Y es obvio que destaca sus virtudes al decir, "ha sido un chico muy estudioso, siempre le ha gustado el estudio, nunca hemos tenido un problema en la escuela con él, es un chavo que tiene bien puestos los pies sobre la tierra y sabe cuál es su sueño y qué es lo que quiere, lo que desea es realizarse como futbolista, pero también sabe que esta carrera es muy corta y debe tener una preparación (académica)".

Recordó que "cuando América lo convocó que fuera a Coapa, mi esposo me dijo `estás mal´ porque la casa está retirada, casi a dos horas con tráfico, está ubicada adelantito de Arboledas, casi por el Lago de Guadalupe y entonces estaba un poco pesado".

Recuerda que su esposo le decía que "estaba mal" y ella siempre se mantuvo en que "voy a apoyar a mi hijo en todo lo que él quiera, porque si él tiene ese sueño yo lo voy a apoyar y así fue, duré casi cuatro años fuera de Coapa (las instalaciones de América), llevándolo en el día o en las noches, a la hora que lo necesitaban, siempre estábamos puntuales, siempre tratábamos de estar a tiempo y él con mucho entusiasmo siempre fue y ahí estuvimos apoyándolo y nunca me pesó".

Después don Rafael "tomó la decisión que Diego ya manejara (su coche) y se trasladara por el rumbo", lo cual no fue muy agradable para doña Evangelina al decir, "me molestó demasiado porque me dije `no quiero que mi hijo se fuera solo´, porque era algo muy bonito, muy padre y convivía mucho con mi hijo, platicábamos de todo, éramos uno solo y la verdad me sentía feliz, realizada como madre".

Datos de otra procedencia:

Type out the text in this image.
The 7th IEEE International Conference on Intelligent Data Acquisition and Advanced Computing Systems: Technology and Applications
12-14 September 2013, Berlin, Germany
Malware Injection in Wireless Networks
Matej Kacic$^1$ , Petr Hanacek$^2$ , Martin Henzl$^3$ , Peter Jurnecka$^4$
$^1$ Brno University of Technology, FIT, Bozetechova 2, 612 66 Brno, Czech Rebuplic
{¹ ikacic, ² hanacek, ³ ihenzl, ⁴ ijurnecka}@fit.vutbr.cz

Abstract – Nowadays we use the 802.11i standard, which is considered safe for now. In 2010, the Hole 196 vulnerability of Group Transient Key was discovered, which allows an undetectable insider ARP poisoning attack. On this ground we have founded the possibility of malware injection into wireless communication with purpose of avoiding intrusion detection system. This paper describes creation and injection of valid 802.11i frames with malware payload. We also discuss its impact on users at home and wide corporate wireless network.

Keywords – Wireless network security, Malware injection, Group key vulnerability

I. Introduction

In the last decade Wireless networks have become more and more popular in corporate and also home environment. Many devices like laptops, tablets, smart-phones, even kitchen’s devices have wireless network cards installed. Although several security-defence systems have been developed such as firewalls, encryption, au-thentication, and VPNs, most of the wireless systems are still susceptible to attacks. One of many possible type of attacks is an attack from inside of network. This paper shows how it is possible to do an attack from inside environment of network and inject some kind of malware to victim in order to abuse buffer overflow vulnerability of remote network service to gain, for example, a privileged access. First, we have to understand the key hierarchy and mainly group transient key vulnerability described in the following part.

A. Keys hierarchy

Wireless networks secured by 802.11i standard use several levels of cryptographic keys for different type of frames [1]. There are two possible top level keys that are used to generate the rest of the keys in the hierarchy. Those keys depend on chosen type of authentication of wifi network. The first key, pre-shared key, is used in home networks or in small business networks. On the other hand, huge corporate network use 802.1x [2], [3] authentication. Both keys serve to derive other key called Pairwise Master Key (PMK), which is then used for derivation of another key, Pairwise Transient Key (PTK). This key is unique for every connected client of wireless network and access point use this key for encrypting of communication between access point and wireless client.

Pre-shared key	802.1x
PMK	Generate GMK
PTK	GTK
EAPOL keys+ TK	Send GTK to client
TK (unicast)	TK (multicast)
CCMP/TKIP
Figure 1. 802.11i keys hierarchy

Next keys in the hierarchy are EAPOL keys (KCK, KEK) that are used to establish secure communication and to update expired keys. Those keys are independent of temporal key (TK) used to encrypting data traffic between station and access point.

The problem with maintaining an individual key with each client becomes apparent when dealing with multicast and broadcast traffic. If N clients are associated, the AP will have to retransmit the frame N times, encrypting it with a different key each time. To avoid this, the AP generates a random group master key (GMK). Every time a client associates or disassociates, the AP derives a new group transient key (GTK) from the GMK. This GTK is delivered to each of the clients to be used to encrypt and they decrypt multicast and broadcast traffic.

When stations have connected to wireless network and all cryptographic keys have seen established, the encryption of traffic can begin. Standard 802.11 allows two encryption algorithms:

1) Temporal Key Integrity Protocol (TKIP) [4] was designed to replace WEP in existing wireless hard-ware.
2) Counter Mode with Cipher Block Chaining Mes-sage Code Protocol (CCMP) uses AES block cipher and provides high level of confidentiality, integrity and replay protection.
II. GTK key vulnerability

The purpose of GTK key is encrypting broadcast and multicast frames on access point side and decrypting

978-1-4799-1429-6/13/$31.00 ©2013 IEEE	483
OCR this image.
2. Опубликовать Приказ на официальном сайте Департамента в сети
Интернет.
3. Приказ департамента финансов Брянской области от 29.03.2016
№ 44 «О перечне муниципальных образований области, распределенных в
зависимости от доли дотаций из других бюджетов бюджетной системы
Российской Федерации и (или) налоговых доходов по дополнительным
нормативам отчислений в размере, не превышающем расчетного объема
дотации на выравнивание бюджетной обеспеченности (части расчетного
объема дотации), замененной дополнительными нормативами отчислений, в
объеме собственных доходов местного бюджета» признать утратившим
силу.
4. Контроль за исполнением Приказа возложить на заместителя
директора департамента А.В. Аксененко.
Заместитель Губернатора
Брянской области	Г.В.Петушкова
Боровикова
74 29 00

Esa película de día a día es un cuadro por cuadro: "Veía que cada día tenía sus logros, llegaba a veces cansado y a correrle ¿no? De llegar desde temprano hacer la comida para la hora del regreso, porque de ahí se iba para el colegio y decía: gracias Dios porque ya cumplí en este momento con mi hijo".

Cuando Diego aprendió a manejar su coche e irse al "nido" fue un alivio para su mamá, "porque ya era pesado para mí, tuve una caída y me lesioné el coxis, sí era muy pesado para trasladarme con él, pero iba feliz, no era pesado, era un sueño estar realizando nuestro sueño los dos, yo como madre y él como futbolista y gracias a Dios lo veo día con día crecer".

Para venir y acompañarlo en esta Copa del Mundo Sub-20 Colombia 2011, es también una acción de sacrificios. "Ayudo a mi esposo en lo que más pueda ahorrar, tratamos de hacer nuestro `cochinito´ (alcancía), siempre nos ha gustado viajar en familia, siempre hemos tenidos que ahorrar para nuestros viajes, porque no nos gusta echarnos ningún compromiso de tarjetas bancarias"

Enfatizó que "ahora con mucho más gusto porque es una gran satisfacción venir a ver a nuestro hijo, el escuchar nuestro himno nacional en otro país, el ver tu playera, el ver tu escudo, el ver la gente que habla de los logros de mi hijo, me llena el alma y el corazón no tiene ningún precio".

La derrota en el debut por 0-1 ante Argentina, es un tema ineludible. "Fue un descalabro, pero no es la pérdida total, vamos a ganar y por más, sé que México tiene para triunfar y tiene para hacer mucho más en la cancha. Estos chicos no deben quedarse en su sueño, lo deben convertir en realidad".